Кейт уложила Урсулу в кроватку и подошла к окну, открыв щелку в плотных шторах.
– Мы скоро будем дома. Это наша последняя ночь в Лондоне. И наверное, мы никогда больше его не увидим. Тебе не жаль?
– Нет, – соврал Тони.
Если бы не Кира, вранье было бы не таким откровенным. Но Кира – это блажь.
– Неужели?
Кейт, конечно, имела в виду именно Киру, но не стала уточнять – спасибо и на этом.
– Я слишком сильно хочу домой. Гораздо сильней, чем сожалею о разлуке с Лондоном. И… знаешь, мне почему-то не верится, что я доберусь до дома. Не знаю почему. Предчувствие.
Кейт трижды плюнула через левое плечо.
– Все будет хорошо, вот увидишь. Мы с тобой непременно должны туда вернуться…
– Слишком гладко все шло. Так не бывает. Я не верю, что нам удалось обмануть ветеранов. Я не верю, что в МИ5 никто не догадывается о том, что происходит.
– Ты не делал ошибок. Почти. И не так уж гладко все шло… Осталось немного. Осталось несколько часов. Если ты будешь нервничать, то можешь ошибиться в последнюю минуту.
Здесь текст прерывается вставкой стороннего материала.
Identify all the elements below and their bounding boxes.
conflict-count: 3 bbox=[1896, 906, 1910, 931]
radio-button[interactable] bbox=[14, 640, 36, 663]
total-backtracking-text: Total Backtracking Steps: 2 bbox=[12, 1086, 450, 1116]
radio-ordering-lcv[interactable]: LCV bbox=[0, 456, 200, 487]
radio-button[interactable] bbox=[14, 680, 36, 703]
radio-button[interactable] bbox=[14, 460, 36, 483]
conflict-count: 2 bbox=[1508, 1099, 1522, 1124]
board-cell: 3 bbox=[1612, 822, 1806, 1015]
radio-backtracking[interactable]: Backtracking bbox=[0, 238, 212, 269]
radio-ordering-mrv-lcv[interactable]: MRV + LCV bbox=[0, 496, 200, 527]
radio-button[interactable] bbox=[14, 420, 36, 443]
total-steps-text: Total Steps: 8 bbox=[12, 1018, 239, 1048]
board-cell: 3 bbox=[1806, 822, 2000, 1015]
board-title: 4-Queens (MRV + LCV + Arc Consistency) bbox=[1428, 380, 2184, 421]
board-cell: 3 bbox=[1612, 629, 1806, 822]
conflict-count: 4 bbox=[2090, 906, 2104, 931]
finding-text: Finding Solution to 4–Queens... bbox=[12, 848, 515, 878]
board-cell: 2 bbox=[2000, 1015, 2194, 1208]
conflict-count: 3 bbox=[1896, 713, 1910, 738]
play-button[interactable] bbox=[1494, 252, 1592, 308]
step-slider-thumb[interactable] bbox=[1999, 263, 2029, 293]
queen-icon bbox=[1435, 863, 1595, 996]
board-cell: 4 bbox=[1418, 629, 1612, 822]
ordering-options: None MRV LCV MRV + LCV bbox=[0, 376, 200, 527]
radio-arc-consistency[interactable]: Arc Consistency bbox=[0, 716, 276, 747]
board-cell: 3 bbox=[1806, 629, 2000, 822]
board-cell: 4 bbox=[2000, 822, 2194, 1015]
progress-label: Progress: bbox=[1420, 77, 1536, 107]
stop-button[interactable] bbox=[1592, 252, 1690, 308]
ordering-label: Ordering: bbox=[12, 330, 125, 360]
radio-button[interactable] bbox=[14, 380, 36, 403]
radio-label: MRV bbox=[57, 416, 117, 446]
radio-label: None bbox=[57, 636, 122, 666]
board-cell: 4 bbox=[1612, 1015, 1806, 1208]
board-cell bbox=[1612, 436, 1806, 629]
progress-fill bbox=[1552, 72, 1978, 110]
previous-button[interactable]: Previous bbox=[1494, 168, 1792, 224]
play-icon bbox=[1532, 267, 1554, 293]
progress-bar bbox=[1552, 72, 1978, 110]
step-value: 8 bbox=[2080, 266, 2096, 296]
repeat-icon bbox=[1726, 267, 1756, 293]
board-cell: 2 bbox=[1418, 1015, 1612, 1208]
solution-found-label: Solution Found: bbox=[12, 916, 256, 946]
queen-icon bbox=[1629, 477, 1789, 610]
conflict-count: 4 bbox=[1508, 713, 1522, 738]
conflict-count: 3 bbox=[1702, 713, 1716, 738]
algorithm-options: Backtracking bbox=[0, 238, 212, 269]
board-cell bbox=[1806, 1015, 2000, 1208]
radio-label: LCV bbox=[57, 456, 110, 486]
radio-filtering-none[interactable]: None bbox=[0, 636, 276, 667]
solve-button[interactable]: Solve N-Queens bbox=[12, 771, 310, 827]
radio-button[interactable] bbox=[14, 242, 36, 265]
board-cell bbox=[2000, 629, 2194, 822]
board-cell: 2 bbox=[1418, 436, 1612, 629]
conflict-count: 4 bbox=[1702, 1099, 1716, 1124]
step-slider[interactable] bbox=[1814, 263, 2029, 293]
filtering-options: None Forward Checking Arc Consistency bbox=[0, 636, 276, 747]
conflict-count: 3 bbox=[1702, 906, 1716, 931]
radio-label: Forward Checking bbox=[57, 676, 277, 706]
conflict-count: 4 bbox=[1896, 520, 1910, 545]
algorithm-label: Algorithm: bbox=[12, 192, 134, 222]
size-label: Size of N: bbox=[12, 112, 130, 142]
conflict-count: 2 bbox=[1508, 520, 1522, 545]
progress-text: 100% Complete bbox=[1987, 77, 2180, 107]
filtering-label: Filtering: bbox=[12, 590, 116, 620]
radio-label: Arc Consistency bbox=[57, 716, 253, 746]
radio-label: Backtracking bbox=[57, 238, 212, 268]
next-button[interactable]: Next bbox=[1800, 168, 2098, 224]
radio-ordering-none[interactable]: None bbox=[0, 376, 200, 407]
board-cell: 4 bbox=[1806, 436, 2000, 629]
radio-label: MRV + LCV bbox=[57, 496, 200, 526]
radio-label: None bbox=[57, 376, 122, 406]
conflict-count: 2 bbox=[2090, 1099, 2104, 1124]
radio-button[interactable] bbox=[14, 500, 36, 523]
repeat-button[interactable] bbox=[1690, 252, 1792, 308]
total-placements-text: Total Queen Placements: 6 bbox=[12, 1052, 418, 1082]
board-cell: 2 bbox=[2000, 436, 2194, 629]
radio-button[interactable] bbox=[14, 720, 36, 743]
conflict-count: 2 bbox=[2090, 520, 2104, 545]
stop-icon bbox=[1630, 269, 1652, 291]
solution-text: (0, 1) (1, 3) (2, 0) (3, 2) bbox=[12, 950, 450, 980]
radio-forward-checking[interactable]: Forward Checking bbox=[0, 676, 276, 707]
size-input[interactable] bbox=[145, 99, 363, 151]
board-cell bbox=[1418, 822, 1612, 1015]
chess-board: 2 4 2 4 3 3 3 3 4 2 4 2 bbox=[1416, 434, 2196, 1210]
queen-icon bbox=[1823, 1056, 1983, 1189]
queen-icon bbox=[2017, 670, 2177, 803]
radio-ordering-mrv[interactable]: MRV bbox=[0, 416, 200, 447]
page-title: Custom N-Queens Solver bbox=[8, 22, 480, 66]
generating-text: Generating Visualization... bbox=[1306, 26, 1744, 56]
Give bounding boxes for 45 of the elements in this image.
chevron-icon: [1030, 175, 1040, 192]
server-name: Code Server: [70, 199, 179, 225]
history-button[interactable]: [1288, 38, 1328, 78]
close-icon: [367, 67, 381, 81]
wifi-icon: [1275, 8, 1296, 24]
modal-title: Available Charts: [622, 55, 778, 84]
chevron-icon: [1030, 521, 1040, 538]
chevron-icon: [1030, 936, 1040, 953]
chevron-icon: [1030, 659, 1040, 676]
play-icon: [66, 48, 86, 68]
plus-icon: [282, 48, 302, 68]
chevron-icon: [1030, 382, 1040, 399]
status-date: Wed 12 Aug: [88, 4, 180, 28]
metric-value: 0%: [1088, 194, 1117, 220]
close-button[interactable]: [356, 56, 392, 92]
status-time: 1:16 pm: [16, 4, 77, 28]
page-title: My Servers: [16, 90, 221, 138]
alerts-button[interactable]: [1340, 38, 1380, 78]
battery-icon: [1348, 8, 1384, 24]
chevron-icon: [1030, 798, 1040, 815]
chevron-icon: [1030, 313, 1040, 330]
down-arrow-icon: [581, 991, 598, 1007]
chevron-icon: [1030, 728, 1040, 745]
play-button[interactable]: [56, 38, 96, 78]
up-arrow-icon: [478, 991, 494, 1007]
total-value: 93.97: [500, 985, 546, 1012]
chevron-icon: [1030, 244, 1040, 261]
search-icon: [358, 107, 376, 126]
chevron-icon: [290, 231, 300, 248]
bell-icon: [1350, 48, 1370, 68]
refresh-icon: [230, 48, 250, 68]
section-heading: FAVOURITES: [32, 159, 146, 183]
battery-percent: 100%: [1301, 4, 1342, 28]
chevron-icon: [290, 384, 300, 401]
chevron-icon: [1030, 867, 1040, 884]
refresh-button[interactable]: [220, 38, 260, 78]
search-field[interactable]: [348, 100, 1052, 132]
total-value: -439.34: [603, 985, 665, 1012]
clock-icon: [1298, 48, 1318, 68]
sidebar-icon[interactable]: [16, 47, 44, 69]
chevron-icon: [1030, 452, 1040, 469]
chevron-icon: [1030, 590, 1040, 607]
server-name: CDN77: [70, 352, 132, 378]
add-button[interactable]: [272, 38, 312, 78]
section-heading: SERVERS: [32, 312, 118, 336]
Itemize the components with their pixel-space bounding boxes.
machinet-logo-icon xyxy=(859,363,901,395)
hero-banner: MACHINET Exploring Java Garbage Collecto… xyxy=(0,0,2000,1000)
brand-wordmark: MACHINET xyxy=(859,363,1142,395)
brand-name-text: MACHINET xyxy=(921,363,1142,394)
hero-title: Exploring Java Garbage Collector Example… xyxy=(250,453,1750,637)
– Я совершенно спокоен. Просто тоска какая-то внутри. Непонятная.
***
У Кейт не было домашнего телеграфа, и в пять утра Тони пошел ловить такси на улице – она должна была спуститься вниз с коляской, когда увидит из окна подъехавший парокэб. В полночь на пост заступил доктор W., и Тони счел это добрым знаком. Как и туман, особенно густой тем холодным утром.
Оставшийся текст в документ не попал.